Ansiedade por separação
Desde o primeiro contato com os dois foi possível notar que o Nino tinha problemas relacionados à separação e o gatilho para que os sintomas surgissem foi a separação abrupta de seu humano de referência com o posterior deslocamento do vínculo para a tutora.
Infelizmente, situações de grande impacto emocional, como o falecimento de um tutor ou outro animal, o retorno ao trabalho após um longo período em casa, ou mudanças e residência sem adaptação adequada, podem desencadear esse distúrbio.

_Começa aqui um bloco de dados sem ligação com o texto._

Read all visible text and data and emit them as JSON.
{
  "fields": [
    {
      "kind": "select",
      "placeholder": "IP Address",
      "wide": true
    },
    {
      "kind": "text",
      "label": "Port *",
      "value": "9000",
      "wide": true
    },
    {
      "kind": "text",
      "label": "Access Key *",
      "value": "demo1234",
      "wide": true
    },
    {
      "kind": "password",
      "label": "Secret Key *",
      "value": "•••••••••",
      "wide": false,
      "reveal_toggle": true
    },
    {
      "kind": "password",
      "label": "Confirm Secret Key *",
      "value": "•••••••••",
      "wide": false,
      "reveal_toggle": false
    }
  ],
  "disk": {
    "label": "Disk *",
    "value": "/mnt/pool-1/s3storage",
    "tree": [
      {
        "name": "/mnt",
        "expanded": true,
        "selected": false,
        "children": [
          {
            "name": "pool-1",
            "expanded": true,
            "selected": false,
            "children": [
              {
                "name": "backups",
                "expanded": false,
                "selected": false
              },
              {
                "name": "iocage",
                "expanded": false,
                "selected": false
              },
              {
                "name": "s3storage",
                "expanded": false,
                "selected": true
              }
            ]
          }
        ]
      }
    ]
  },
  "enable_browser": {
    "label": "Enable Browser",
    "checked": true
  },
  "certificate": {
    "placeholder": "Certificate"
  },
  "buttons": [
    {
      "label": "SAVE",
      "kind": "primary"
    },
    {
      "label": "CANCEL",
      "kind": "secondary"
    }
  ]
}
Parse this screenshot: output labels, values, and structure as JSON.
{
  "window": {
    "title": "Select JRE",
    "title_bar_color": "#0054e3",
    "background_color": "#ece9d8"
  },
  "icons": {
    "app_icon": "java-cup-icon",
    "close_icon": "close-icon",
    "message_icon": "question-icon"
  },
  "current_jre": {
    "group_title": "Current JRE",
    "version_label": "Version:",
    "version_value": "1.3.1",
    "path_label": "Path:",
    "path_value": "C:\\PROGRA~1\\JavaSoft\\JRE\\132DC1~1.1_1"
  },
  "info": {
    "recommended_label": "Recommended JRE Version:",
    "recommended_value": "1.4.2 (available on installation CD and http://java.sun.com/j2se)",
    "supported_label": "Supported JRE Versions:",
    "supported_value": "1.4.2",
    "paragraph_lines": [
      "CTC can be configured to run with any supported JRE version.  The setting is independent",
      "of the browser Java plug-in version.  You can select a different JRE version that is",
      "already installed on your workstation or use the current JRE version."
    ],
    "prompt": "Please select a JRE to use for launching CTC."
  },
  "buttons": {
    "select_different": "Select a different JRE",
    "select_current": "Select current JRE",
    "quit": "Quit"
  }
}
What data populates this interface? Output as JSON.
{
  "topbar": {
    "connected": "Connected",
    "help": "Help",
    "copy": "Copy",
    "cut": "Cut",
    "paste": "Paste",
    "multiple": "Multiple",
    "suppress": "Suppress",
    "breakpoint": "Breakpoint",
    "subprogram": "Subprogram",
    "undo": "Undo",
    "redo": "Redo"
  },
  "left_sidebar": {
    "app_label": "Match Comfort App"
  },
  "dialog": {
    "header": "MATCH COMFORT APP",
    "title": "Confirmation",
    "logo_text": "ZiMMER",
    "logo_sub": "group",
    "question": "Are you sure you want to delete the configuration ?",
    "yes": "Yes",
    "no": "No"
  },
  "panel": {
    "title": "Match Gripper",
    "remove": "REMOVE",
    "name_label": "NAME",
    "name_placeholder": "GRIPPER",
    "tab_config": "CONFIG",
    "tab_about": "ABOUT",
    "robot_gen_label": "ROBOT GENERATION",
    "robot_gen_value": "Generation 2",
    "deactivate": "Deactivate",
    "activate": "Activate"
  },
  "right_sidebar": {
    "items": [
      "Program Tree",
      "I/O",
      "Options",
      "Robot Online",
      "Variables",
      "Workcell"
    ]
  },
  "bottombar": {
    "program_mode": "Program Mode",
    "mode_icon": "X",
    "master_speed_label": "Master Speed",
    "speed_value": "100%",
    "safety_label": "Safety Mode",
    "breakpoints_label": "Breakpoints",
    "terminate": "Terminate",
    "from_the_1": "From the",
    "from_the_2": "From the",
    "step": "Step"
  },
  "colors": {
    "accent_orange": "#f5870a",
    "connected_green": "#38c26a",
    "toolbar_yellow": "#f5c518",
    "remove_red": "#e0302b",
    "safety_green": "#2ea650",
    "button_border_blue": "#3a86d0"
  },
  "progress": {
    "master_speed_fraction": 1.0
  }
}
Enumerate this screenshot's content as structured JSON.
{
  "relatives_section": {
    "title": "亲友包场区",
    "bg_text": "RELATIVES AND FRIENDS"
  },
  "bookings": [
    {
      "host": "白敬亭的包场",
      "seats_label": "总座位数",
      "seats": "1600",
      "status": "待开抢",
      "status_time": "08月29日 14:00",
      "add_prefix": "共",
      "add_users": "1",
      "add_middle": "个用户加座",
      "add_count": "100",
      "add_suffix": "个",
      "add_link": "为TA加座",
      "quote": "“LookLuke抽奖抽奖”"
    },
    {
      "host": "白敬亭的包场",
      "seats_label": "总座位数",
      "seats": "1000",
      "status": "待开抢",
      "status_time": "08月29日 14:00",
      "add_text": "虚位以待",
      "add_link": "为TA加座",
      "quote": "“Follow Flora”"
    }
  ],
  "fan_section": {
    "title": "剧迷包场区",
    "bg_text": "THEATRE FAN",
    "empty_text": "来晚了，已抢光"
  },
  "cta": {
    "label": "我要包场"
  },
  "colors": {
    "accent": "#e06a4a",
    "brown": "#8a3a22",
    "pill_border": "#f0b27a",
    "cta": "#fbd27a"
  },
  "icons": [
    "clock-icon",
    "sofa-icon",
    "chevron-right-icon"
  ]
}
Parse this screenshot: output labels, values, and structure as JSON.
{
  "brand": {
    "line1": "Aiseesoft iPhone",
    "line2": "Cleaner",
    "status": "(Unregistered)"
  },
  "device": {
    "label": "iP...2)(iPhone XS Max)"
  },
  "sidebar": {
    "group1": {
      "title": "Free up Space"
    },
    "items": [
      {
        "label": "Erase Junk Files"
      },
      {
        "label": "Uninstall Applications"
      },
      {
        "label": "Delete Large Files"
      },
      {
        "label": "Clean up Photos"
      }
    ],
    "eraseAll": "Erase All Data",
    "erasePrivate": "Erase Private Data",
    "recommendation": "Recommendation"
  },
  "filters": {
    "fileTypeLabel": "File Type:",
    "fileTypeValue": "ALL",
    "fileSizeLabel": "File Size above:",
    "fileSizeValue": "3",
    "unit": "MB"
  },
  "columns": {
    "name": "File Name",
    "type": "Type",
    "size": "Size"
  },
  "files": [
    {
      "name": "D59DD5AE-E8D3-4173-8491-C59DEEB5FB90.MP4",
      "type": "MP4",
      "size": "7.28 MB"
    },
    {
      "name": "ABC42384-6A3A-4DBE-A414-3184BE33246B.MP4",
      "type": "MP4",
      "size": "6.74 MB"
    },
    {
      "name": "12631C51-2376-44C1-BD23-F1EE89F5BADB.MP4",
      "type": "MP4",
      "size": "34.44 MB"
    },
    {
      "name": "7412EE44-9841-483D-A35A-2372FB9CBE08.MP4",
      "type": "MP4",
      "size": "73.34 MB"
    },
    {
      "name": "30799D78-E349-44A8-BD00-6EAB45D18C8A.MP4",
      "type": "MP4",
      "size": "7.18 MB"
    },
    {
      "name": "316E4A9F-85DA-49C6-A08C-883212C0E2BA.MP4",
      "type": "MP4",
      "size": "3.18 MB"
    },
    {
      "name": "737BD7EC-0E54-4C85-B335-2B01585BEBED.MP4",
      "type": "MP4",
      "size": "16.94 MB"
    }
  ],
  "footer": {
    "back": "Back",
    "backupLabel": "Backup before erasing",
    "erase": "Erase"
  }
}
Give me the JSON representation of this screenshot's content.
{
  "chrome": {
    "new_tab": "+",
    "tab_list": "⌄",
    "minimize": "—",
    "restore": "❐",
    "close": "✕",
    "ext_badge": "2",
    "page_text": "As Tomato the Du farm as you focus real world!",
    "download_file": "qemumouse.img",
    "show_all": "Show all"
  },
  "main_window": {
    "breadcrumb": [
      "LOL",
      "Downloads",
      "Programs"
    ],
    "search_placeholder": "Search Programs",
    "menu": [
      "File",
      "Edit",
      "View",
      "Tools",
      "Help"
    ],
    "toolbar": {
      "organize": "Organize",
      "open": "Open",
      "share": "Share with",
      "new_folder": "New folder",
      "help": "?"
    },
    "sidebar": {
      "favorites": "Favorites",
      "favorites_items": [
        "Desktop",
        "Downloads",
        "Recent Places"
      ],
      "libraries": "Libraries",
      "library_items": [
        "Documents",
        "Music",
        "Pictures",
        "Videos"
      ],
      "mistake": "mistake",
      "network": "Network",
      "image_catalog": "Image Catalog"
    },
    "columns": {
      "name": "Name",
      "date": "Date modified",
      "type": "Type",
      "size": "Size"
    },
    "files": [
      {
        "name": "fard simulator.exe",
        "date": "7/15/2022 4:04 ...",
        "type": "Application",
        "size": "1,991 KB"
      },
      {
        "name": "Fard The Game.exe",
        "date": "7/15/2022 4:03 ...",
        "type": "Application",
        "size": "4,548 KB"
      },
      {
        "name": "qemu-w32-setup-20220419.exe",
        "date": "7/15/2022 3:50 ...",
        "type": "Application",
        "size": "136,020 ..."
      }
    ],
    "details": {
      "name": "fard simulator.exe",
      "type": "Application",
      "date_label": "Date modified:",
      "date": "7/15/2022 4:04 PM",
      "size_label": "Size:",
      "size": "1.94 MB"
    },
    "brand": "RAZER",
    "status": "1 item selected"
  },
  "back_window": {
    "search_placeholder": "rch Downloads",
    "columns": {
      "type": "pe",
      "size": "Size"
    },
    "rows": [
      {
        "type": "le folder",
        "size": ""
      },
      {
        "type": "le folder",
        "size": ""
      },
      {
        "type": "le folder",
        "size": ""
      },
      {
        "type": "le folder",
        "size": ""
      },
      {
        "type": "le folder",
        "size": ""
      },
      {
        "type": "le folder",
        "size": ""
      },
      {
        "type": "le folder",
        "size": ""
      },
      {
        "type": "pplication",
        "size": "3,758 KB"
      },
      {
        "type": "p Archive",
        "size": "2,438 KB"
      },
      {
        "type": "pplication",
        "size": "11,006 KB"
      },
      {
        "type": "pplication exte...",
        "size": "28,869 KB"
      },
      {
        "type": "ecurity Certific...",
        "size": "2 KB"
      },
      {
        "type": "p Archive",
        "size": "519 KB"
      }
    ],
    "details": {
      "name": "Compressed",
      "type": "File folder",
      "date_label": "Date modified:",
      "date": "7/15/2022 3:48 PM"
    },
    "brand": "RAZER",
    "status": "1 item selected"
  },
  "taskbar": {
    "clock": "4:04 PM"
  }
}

Eu acredito que seja um dos transtornos que mais fazem os cães sofrerem e interferem diretamente na rotina dos tutores, que precisam reorganizar suas vidas para garantir o bem-estar do animal.
Prevenção
Qualquer que seja a realidade de sua família, não deixe de sempre pensar em prevenir a ocorrência da ansiedade por separação. E como fazer isso? Alguns pontos são essenciais:
· Manter uma rotina previsível para o cão, trazendo segurança e estabilidade.
· Oferecer atividades para ele se entreter sozinho, como brinquedos interativos e ossos naturais.
· Estabelecer passeios diários—não apenas alguns dias na semana, mas todos os dias.
· Ensinar o cão a ficar tranquilo sem sua presença, permitindo momentos em que ele esteja em outro cômodo sem problemas.
A gente nunca sabe o que pode acontecer lá na frente. E nem o quanto algum evento poderá impactar na vida de nosso melhor amigo de patas. Então, cultivar uma relação bonita de amizade com ele é muito importante, mas sempre pensando em garantir que ele mantenha sua independência para poder ser feliz.
Um abraço e até a próxima,
Cassia
Adorei ler seu relato, como sempre. No meu caso, eu pessoalmente tenho dificuldade de deixar o Domingo sozinho, nao consigo ficar tranquila 100%, e percebo que a ansiedade é minha, pois ele normalmente vai dormir, e sabe que voltaremos logo.